COLUMBIA, S.C. (AP) — South Carolina lawmakers are again considering a bill that would ban most abortions in the state and it seems much more likely to pass this time thanks to conservative gains in the General Assembly and at the U.S. Supreme Court.
The ban on abortions once a fetal heartbeat can be detected, usually around six weeks after conception, have passed in several other states, but can't be enforced because of court challenges.
For years, the “South Carolina Fetal Heartbeat and Protection from Abortion Act ” or similar proposals have made it through the House and all the way to the full Senate. But backers could not get two-thirds of senators to agree to overcome a procedural hurdle and vote on the ban. Some supporters of the bill were also hesitant to pass it because of the risk and expense of having it thrown out by the courts.
Two things changed in late 2020. Republicans picked up three Senate seats from Democrats and boosted their majority to 30 of the chamber's 46 seats. And there was the death of Justice Ruth Bader Ginsburg, a reliable U.S. Supreme Court vote against stricter abortion bans. She was replaced by Amy Coney Barrett, widely expected to be a conservative abortion opponent when she rules.

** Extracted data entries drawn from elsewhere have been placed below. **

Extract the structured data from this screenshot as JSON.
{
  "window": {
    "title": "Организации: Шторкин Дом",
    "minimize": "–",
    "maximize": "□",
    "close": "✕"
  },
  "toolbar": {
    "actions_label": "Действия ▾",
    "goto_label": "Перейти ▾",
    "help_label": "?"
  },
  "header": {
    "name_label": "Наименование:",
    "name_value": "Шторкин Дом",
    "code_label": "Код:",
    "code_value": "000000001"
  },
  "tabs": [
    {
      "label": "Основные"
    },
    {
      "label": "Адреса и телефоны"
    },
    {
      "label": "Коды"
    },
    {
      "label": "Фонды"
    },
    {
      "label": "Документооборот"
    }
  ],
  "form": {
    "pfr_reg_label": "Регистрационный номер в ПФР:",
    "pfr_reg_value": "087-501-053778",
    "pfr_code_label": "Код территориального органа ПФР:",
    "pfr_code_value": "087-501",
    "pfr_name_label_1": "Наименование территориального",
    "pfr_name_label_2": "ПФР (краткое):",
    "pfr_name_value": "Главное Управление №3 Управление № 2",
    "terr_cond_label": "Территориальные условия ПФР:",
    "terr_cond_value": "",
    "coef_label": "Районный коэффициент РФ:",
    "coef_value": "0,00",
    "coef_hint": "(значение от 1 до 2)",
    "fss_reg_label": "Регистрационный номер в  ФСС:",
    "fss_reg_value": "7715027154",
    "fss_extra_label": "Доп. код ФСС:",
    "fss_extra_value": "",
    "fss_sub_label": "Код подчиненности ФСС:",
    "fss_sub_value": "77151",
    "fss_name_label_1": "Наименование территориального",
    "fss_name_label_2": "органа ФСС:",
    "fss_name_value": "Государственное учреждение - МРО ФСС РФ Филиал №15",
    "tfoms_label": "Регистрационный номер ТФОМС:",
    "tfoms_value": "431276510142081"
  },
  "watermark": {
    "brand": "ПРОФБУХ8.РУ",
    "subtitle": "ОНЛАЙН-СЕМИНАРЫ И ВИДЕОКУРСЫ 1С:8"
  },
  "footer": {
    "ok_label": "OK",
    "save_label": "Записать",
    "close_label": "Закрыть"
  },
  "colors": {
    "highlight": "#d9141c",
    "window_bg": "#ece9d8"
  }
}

Firmly in the Bible Belt, South Carolina was at the forefront of stricter abortion laws before the turn of the century. But lately, conservatives have been frustrated as nearly a dozen other states — including neighboring Georgia, nearby Tennessee and further off Missouri — passed the stricter bans. The laws are all tied up in courts
“I can’t believe we are still having this conversation," said Chris Smith, the state coordinator for the National Day of Prayer. “We’ve been at this a while. It’s time to get it passed.”
One sign of the greater likelihood of passage this year was the small group of senators holding a public hearing on the proposal Thursday, just the third day of the session. Usually the House passes the proposal first by a wide margin before it stalls in the other chamber. The bill was identified as "S-1" for this session, another symbolic gesture. Gov. Henry McMaster said again in Wednesday's State of the State address he would sign it immediately if it passes.
The bill's opponents said it would virtually outlaw all abortions by making them illegal, usually around six weeks after conception. They said most women don’t realize they are pregnant before a heartbeat is detected. They also questioned why the Senate Medical Affairs Committee decided to take up abortion instead of COVID-19, which has killed more than 5,400 people in the state.
Not all roadblocks have been removed. The bill does have exceptions if the life of the mother is at risk, but currently no exceptions for pregnancies caused by rape or incest.
Republican Subcommittee Chairman Tom Davis said it would have to have the rape exception and include guaranteed health care for pregnant woman, allow birth control without a monthly prescription and extra support for adoption and foster care for him to support it at the end.
"We have to focus on their well-being after they are born,” the Beaufort Republican said.
Davis did join with two other Republicans to advance the proposal on a 3-2 vote.
Similar bills have passed in recent years in Louisiana, Georgia, Kentucky, Mississippi and Ohio. Missouri approved a ban on abortions after eight weeks of pregnancy and Alabama lawmakers simply outlawed all abortions. All of them remain tied up in courts.
Officials said 101 people signed up to speak at Thursday's hearing. Davis gave them all three minutes while suggesting minds would not be changed.
“It is a bill upon which individual have voiced their opinion both for and against extensively," Davis said.
Before even an hour passed, Democratic lawmakers appeared tired of the stream of pastors and religious groups calling for the ban.
“Help us with useful information. The political speeches and pastors preaching a sermon — I’ve got a pastor," said state Sen. Marlon Kimpson, D-Charleston. “Quite frankly, I'm more interested today in hearing from the doctors and people with medical expertise.”
Sen. Richard Cash, who was elected to the Senate in 2017 in great part for his zealous push to ban all abortions, said everyone who wished to speak should be heard.
“The citizens have come to speak. I believe they have a right to their three minutes.," the Republican from Anderson County said. "If they want to speak as a pastor, a homemaker any other person of our society, they are welcome.”